Jamaica Plain was once the summer home of the eminent Warren family (the remnants of their time in JP are still found in the name of Warren Square off Green Street) However, their main home was located at 130 Warren Avenue, Roxbury. This talk, by Maddie Webster, is the culmination of a 2018 research fellowship at the Nichols House Museum. It will focus on the historical significance of the 1846 Warren House in its own right and detail some of the accomplishments of generations of Warrens. The lecture will also highlight the Warren House’s connection to the Nichols family.

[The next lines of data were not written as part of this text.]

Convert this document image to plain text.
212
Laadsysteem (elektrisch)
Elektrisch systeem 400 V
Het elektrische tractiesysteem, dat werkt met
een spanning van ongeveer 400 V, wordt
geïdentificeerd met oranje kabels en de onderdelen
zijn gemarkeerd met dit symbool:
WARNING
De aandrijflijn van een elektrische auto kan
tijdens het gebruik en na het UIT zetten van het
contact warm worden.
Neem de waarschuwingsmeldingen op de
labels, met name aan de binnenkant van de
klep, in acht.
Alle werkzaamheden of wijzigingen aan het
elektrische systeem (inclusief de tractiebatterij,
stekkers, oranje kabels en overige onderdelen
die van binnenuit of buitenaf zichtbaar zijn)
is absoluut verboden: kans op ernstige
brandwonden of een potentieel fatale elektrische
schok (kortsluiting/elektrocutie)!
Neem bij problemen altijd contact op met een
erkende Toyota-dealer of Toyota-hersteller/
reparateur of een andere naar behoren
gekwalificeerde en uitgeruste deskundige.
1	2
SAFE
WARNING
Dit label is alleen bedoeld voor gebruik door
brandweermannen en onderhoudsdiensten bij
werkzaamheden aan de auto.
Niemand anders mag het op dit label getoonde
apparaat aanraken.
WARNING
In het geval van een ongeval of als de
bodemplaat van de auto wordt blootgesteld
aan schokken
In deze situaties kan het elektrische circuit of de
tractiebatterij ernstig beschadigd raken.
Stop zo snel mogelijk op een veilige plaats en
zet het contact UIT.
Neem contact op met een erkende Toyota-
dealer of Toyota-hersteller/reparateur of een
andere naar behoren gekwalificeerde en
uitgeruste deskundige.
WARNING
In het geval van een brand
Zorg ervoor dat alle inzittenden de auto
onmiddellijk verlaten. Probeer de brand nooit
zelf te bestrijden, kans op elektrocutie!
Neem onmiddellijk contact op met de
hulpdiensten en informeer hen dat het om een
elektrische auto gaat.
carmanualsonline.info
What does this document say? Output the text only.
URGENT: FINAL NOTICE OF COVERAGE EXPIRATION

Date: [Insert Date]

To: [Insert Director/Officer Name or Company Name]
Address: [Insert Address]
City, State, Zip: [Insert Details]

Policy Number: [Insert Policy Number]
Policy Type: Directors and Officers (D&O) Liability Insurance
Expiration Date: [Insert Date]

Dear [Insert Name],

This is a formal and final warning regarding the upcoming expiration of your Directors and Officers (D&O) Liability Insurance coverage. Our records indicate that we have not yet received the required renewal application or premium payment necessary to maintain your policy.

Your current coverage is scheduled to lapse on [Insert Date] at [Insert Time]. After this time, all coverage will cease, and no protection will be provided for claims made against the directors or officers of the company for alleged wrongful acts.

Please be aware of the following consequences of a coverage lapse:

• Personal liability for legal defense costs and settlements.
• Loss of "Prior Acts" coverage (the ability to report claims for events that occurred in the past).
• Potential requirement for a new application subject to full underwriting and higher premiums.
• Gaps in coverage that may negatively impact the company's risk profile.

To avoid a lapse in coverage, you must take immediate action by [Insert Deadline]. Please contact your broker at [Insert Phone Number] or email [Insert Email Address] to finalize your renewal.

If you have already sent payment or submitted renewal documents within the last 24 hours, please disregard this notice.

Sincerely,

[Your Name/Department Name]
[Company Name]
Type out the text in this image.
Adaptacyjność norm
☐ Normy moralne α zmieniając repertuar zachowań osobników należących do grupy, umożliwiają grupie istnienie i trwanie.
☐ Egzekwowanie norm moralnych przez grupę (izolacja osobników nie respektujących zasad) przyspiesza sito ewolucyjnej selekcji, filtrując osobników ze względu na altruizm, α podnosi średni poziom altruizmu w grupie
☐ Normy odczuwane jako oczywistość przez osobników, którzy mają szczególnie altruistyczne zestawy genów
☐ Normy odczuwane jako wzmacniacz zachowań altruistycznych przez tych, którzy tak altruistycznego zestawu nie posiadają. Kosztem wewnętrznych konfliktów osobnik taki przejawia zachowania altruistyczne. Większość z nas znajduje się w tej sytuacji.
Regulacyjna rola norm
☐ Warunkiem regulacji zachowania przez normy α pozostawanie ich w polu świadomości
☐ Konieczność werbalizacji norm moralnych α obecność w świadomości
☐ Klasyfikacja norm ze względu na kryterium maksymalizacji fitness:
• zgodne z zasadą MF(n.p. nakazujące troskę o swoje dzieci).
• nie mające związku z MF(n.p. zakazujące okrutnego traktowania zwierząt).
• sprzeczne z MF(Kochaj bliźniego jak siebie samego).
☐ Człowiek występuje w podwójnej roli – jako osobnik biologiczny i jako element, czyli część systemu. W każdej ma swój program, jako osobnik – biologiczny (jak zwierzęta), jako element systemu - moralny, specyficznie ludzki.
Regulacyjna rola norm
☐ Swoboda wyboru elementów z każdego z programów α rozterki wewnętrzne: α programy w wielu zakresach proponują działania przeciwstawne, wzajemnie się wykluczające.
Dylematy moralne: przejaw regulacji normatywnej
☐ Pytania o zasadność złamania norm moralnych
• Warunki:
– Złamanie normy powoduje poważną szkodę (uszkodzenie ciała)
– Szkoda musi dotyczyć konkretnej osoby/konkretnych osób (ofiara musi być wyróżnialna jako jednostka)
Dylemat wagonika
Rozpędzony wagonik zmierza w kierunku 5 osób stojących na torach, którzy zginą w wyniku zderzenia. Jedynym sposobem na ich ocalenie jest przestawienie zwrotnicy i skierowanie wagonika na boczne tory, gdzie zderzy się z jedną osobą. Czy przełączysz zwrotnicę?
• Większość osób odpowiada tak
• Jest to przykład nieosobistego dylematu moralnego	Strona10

For sixteen years, Arthur and Elizabeth Nichols called the Warren House home, raising their children and building Arthur's medical practice there before relocating to Beacon Hill in 1885. This talk will bring attention to the family’s stewardship of the Warren House and also discuss the deliberate and unintentional ways in which they celebrated the significance of their historic home.
Maddie Webster is a PhD student in the American & New England Studies Program at Boston University. She holds a BA in History from Boston College, where she studied twentieth-century presidential history while concurrently exploring her fledgling interest in Boston history and culture. she has since researched an array of sites including the structures of Franklin Park, the 1916 former public convenience on Boston Common, a flock of pigeons at Park Street, the Gettysburg Cyclorama in the South End, a bronze trash art installation underneath the Haymarket, and, most recently, the 1846 Warren House.
This talk is free and open to the public. Light refreshments will be served. Co-sponsored with the Roxbury Historical Society.